As the title of A.C. Graham's famous book on early Chinese philosophy---Disputers of the Tao---implies, the meaning of "dao" was contested in ancient China. To begin to sort out these differences, it is useful to distinguish three senses of the word "dao." First, dao is the way things are, the propensities and regularities of the world. This meaning can be specified as "tiandao," or "dao zhi tian," the way of tian (nature, the sky). Second, "dao" can indicate the way people should be (rendao), given these propensities. While Daoists stress the former, Confucians stress the later. Indeed, Confucius is said not to have discussed tiandao (Analects 5.13). For Confucians, rendao was fleshed out in terms of ritual propriety and appropriateness (liyi), stressing the five relations. A Confucian who wants to talk about tiandao, will more often abbreviate it "tian" than "dao" (as in the opening lines of Xunzi's "Discourse on tian"). Thus, it is sometimes said that what Daoists mean by "dao" is (roughly) what Confucians mean by "tian."

The third sense that the word "dao" carries is that of "discourse," in particular, a moral guiding discourse. Eric Hutton describes dao as "an overall conception of how to live upon which deliberation focuses" (Hutton 2002, p. 372). Mencius defines dao as conjoining ren (consummate virtue) with ren (people), and putting it into words (7B16). Laozi, on the other hand, says, "The way (dao) that can be articulated (dao), is not the constant way (dao)."

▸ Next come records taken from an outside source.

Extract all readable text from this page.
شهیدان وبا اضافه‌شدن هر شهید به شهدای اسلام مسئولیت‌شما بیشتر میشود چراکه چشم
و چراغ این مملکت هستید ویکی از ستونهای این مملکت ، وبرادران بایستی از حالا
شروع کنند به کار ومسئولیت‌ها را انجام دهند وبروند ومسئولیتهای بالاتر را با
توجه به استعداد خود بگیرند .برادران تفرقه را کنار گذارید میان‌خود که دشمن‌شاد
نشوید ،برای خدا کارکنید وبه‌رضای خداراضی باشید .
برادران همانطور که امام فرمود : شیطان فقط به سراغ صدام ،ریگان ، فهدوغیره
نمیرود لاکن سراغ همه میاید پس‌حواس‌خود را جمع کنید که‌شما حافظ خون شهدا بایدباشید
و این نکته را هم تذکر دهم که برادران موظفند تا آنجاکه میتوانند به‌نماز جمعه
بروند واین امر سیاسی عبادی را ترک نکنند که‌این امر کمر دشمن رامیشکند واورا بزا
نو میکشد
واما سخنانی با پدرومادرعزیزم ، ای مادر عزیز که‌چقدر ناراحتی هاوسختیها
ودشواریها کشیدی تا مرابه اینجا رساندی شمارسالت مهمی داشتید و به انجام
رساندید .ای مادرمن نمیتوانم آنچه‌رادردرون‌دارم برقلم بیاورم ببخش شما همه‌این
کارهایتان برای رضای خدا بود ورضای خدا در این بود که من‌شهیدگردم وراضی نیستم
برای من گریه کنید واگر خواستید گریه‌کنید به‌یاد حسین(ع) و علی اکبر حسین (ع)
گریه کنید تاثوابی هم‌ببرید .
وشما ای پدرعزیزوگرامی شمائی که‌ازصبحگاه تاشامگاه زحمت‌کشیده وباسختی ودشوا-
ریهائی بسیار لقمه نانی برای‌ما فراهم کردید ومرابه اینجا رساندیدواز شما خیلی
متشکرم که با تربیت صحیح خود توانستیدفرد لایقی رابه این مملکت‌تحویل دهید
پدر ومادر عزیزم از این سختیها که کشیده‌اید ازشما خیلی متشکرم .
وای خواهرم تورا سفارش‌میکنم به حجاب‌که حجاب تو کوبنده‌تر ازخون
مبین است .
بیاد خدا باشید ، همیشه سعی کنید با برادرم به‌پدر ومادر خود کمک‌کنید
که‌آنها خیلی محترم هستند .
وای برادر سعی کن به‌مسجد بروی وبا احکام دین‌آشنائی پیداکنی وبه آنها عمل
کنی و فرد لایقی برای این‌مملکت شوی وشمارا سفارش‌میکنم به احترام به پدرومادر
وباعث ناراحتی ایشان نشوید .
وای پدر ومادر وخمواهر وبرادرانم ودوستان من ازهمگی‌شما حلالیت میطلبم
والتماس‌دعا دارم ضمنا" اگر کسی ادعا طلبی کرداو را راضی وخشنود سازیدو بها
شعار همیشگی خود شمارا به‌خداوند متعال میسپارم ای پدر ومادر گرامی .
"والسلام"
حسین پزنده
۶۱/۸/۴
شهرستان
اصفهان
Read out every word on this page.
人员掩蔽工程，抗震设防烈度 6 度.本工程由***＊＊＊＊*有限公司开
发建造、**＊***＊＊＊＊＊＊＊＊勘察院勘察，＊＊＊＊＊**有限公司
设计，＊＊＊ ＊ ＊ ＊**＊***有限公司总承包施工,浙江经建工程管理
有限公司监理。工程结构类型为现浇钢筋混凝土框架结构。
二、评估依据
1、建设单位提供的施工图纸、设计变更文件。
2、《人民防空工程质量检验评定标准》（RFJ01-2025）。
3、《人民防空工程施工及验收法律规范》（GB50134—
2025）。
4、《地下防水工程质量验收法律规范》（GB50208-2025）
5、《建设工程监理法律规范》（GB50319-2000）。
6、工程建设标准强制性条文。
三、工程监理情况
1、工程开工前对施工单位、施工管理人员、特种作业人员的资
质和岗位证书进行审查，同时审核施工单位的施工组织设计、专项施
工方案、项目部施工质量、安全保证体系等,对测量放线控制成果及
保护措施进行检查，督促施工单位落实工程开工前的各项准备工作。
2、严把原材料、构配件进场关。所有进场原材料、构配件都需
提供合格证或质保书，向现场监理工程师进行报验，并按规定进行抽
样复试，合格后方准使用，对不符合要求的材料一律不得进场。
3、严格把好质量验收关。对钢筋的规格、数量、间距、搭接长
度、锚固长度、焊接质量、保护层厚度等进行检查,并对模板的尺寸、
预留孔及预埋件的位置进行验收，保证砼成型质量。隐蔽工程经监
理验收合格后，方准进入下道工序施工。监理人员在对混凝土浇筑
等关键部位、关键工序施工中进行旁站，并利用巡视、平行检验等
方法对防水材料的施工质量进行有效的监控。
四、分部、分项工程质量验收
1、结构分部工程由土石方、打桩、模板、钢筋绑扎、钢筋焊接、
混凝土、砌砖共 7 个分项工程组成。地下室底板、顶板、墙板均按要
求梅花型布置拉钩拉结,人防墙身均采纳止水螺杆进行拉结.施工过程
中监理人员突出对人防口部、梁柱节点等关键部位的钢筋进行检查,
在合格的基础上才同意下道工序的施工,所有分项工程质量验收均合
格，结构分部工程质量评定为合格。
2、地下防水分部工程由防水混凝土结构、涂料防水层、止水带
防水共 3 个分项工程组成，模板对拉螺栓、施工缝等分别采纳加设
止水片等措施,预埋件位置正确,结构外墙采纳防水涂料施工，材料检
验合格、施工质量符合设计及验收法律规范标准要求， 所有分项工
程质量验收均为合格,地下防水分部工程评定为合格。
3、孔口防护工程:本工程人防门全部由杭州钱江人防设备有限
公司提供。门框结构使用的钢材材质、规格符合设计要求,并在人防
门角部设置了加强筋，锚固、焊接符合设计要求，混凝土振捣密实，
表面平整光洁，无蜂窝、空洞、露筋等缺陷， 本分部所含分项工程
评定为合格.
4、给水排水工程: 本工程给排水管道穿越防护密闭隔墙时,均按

According to Xunzi, the concept of rendao (the way of people) required conscious activity (wei) on the part of people for its construction and articulation. As Chen Daqi explains, "The standards of ritual and propriety for ordering a country and cultivating oneself originate from exemplary people and are produced by sages. It is people themselves who invent and establish them, they do not exist naturally. Because tian cannot be patterned after, people must establish [liyi] themselves. Xunzi does not establish the way of people (rendao) based on the way of tian (tiandao). This is the great distinguishing character of Xunzi's theory. The way of people is what people create. This view can be called artificialism" (Chen 1954, p. 5). Thus rendao is both the way for people to follow, and a way created, articulated, and extended by exemplary people. It is the latter that Confucius stress in Analects 15.29: "People are able to broaden dao, it is not dao that broadens people."